The real power here comes from tying a different XSLT stylesheet to each type of browser that requests the report. For example, if an HTML 3.2-capable browser requests a time-sheet report, you can render the HTML so that a standard browser will consume it. But if someone accesses your server using a cellular phone and a WAP browser, you could use a different XSLT stylesheet to provide a WAP document that the browser can consume.

By using XML documents and XSLT stylesheets as the standard rendering methodology at the server, you can easily support any device that needs to connect to your Web server, including not only cellular phones but also handheld devices and set-top boxes.

Using XSLT to enable document exchange
Keep in mind that the uses of XSLT extend beyond its capability to enable Web servers to deliver pages to a broad range of clients. XSLT is the foundation of many of the new enterprise application integration and B2B messaging engine products.

Let’s look at a simple example: Suppose you need to deliver shipping information to customers, but each requires a different document format—some can consume XML documents (in their own format), while others still require flat files.

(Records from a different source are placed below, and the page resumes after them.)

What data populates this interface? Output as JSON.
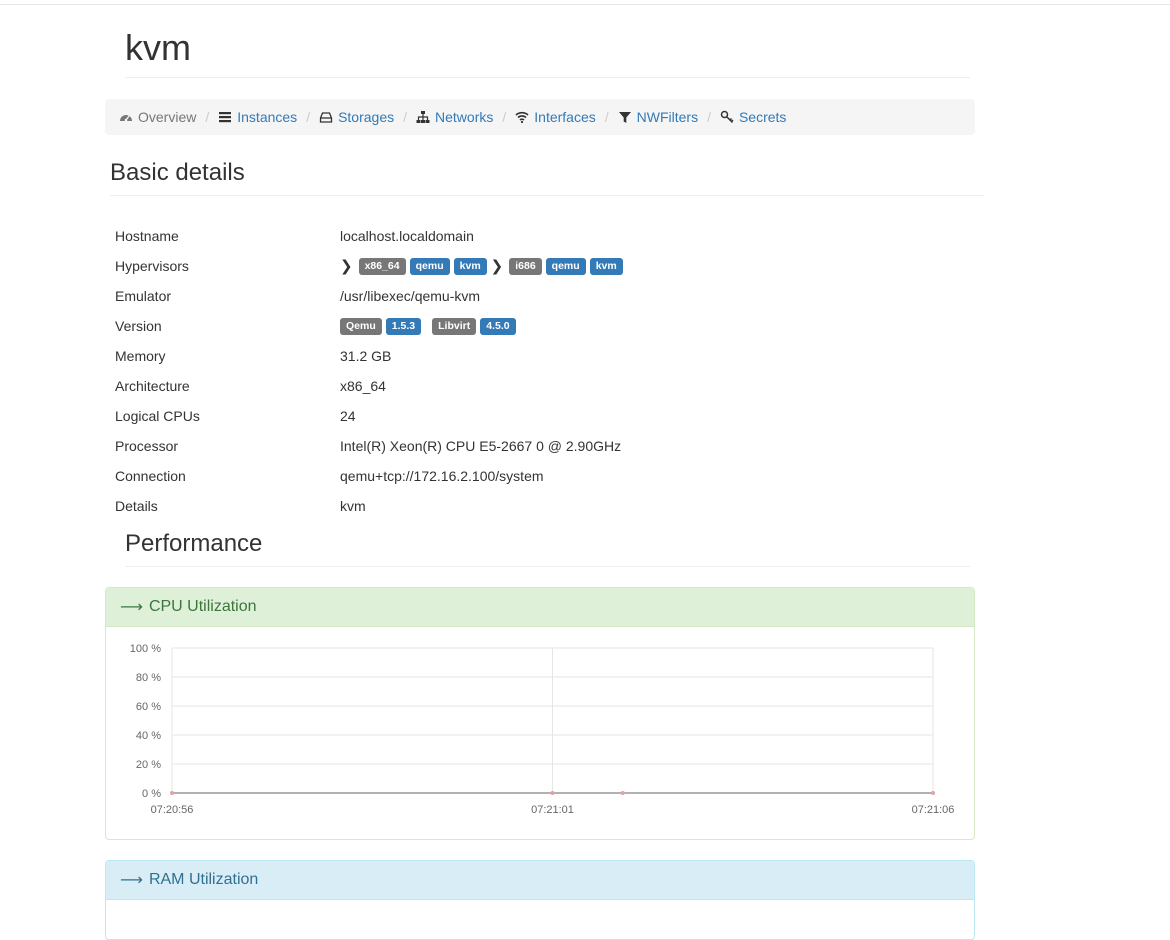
{
  "page": {
    "title": "kvm"
  },
  "breadcrumb": [
    {
      "label": "Overview",
      "icon": "dashboard-icon",
      "active": true
    },
    {
      "label": "Instances",
      "icon": "list-icon",
      "active": false
    },
    {
      "label": "Storages",
      "icon": "hdd-icon",
      "active": false
    },
    {
      "label": "Networks",
      "icon": "sitemap-icon",
      "active": false
    },
    {
      "label": "Interfaces",
      "icon": "wifi-icon",
      "active": false
    },
    {
      "label": "NWFilters",
      "icon": "filter-icon",
      "active": false
    },
    {
      "label": "Secrets",
      "icon": "key-icon",
      "active": false
    }
  ],
  "basic": {
    "heading": "Basic details",
    "hostname": {
      "key": "Hostname",
      "value": "localhost.localdomain"
    },
    "hypervisors": {
      "key": "Hypervisors",
      "groups": [
        {
          "arch": "x86_64",
          "tags": [
            "qemu",
            "kvm"
          ]
        },
        {
          "arch": "i686",
          "tags": [
            "qemu",
            "kvm"
          ]
        }
      ]
    },
    "emulator": {
      "key": "Emulator",
      "value": "/usr/libexec/qemu-kvm"
    },
    "version": {
      "key": "Version",
      "qemu_label": "Qemu",
      "qemu_version": "1.5.3",
      "libvirt_label": "Libvirt",
      "libvirt_version": "4.5.0"
    },
    "memory": {
      "key": "Memory",
      "value": "31.2 GB"
    },
    "architecture": {
      "key": "Architecture",
      "value": "x86_64"
    },
    "logical_cpus": {
      "key": "Logical CPUs",
      "value": "24"
    },
    "processor": {
      "key": "Processor",
      "value": "Intel(R) Xeon(R) CPU E5-2667 0 @ 2.90GHz"
    },
    "connection": {
      "key": "Connection",
      "value": "qemu+tcp://172.16.2.100/system"
    },
    "details": {
      "key": "Details",
      "value": "kvm"
    }
  },
  "performance": {
    "heading": "Performance",
    "cpu_panel": {
      "title": "CPU Utilization"
    },
    "ram_panel": {
      "title": "RAM Utilization"
    }
  },
  "colors": {
    "link": "#337ab7",
    "label_gray": "#777777",
    "label_blue": "#337ab7",
    "series": "#e8a0a0"
  },
  "chart_data": {
    "type": "line",
    "title": "",
    "xlabel": "",
    "ylabel": "",
    "x": [
      "07:20:56",
      "07:21:01",
      "07:21:06"
    ],
    "x_ticks": [
      "07:20:56",
      "07:21:01",
      "07:21:06"
    ],
    "y_ticks": [
      "100 %",
      "80 %",
      "60 %",
      "40 %",
      "20 %",
      "0 %"
    ],
    "ylim": [
      0,
      100
    ],
    "grid": true,
    "series": [
      {
        "values": [
          0,
          0,
          0
        ],
        "color": "#e8a0a0"
      }
    ]
  }
}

Rather than hard coding an inventory management system to create a different file for each customer, you would simply need the system to generate an XML file in a standard format that you can manipulate. After producing XML files for each customer in this standard format, you could apply, via programming, an XSLT stylesheet to each customer’s XML document.

The resulting customer documents could be simple transformations (i.e., renaming entities or attributes, shaping the XML differently, etc.) or something as generic as a flat file laid out to a customer's specification.

Technology application is endless
Over the last six months, I’ve taught hundreds of developers about new technologies like XML and XSLT, and I’m constantly amazed at the creative ways they find to apply the technology once they’re given the education.

If your development shop isn’t taking advantage of new technologies like XSLT, then it’s time to take a look, as these are mature technologies with a wide array of tools available on almost any platform.